– Не «акай»! Все правильно. Рыцарь я. Странствую во исполнение обета.

– Что-то не больно похож ты на рыцаря, пан… – развел руками Пархим и вдруг наотмашь врезал кнутом по терновым кустам. – Понял я! Все понял, как есть, сладкая бузина! Желеслава встренули никак?

– Догадостный ты, – кивнул Олешек. – Его самого.

– Так я и понял, сладкая бузина! Шишка на лбу у пана рыцаря…

– Да. От Желеслава меточка.

– Так я и понял! Значит…

– Какое тебе дело, что значит, а что не значит? – вспыхнул жарче соломы Годимир. – Откуда только ты выискался такой со своей бузиною?
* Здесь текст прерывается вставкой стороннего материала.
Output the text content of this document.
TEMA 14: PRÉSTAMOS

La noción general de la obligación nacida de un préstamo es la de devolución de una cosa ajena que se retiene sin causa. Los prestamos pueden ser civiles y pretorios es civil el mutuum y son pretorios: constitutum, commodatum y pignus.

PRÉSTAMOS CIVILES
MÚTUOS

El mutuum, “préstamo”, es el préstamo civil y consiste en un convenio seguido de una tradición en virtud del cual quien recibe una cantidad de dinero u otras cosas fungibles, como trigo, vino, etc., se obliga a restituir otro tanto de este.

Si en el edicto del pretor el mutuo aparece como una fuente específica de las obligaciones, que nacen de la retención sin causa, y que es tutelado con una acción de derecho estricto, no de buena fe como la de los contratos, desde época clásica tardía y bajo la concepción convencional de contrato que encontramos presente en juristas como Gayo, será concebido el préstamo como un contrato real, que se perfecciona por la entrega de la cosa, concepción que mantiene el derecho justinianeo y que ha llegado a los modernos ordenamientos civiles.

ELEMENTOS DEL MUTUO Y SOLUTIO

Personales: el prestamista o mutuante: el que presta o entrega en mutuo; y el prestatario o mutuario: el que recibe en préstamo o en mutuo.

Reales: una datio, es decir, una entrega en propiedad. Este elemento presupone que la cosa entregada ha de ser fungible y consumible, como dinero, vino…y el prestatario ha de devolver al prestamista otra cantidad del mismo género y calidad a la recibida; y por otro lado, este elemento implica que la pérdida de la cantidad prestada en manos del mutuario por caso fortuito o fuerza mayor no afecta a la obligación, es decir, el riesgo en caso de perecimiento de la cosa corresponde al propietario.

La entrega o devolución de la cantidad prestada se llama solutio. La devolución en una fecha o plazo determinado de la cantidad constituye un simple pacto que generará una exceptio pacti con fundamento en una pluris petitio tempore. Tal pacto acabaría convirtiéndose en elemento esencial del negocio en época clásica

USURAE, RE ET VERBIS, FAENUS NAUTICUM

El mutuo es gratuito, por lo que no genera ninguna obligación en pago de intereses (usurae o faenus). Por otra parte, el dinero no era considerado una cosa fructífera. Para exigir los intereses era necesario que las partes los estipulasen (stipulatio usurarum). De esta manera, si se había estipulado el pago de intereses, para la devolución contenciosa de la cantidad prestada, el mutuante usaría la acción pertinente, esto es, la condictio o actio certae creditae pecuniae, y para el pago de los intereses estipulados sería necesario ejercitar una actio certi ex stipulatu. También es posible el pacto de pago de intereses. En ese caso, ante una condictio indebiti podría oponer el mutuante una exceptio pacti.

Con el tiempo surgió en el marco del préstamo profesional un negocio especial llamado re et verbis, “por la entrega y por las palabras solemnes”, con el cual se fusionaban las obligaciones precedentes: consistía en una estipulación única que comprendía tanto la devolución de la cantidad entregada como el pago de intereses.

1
– Я? Да я горшечник из Колбчи.

– Ну, порадовал! А что в кустах забыл? Горшки прячешь?

– Точно! Как ты догадался, пан рыцарь?

– Так ты там… – начал шпильман, но Пархим его перебил:

– Я ж, паны мои родненькие, местный, заречанин. Скоро двадцать три годка, как здесь живу, то бишь от самого рождения…
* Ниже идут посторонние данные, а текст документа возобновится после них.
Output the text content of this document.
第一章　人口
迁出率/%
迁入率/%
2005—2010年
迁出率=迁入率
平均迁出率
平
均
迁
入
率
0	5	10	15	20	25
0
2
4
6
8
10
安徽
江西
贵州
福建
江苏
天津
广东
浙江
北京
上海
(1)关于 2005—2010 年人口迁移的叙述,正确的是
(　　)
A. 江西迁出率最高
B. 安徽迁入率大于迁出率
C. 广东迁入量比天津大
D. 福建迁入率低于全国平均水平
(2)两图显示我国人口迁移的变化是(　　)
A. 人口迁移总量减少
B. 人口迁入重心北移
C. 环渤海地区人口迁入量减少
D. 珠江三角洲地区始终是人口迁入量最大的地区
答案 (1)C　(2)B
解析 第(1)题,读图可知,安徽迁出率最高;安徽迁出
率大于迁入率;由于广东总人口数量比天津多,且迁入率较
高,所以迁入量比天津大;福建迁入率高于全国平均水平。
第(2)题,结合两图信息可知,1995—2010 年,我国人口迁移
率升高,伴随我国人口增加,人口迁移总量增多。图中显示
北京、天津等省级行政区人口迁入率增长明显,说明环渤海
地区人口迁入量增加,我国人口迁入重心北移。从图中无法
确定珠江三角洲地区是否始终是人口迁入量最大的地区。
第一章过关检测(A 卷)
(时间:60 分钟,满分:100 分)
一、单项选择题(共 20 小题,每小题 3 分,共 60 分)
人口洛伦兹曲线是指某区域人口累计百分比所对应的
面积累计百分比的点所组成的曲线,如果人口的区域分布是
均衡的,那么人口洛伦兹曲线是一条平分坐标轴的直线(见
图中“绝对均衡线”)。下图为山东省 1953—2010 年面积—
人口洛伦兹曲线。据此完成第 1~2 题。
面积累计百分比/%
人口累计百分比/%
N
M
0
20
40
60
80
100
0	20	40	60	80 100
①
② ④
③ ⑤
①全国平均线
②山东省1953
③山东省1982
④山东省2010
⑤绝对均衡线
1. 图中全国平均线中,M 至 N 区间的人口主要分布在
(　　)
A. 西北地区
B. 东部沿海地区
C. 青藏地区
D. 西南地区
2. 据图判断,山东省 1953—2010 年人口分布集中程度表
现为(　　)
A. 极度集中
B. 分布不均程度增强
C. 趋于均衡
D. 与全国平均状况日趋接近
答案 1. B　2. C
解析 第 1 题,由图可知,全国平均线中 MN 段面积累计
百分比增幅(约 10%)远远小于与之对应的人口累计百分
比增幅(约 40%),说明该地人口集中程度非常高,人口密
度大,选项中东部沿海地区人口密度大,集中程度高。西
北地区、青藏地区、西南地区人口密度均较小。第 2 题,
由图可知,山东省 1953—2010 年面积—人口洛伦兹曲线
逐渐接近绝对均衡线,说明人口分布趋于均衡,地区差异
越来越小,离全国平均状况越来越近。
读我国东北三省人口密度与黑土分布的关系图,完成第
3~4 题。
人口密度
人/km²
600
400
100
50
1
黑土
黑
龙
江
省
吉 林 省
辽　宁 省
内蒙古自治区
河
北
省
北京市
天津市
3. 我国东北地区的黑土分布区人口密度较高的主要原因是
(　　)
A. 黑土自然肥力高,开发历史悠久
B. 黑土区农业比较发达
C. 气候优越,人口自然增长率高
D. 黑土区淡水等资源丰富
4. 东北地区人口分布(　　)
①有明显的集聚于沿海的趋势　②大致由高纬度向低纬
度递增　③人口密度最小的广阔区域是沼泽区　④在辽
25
– Ну, и?.. – продолжал хмуриться Годимир.

– Да знаю я нашего короля с его свитой, как облупленного, сладкая бузина! Знаю, что в Ошмяны он собрался ехать. В гости к Доброжиру. Как услыхал топот на тракте, сей же миг в кусты порскнул. Как заяц. С телегой и всем грузом, сладкая бузина! Они и не догадались. Проскакали мимо… Точно! – Он звучно хлопнул себя по лбу. – То-то мне показалось, что под Желеславом конь больно хороший! У него отродясь таких не было, сладкая бузина! Так это твой, пан рыцарь?

– Ну, мой… – согласился Годимир без всякого желания.

– Это ж надо! – воскликнул горшечник. – Совсем совесть Желеслав наш потерял! Хоть бы завоевал кто, сладкая бузина! Пожили бы под достойным королем…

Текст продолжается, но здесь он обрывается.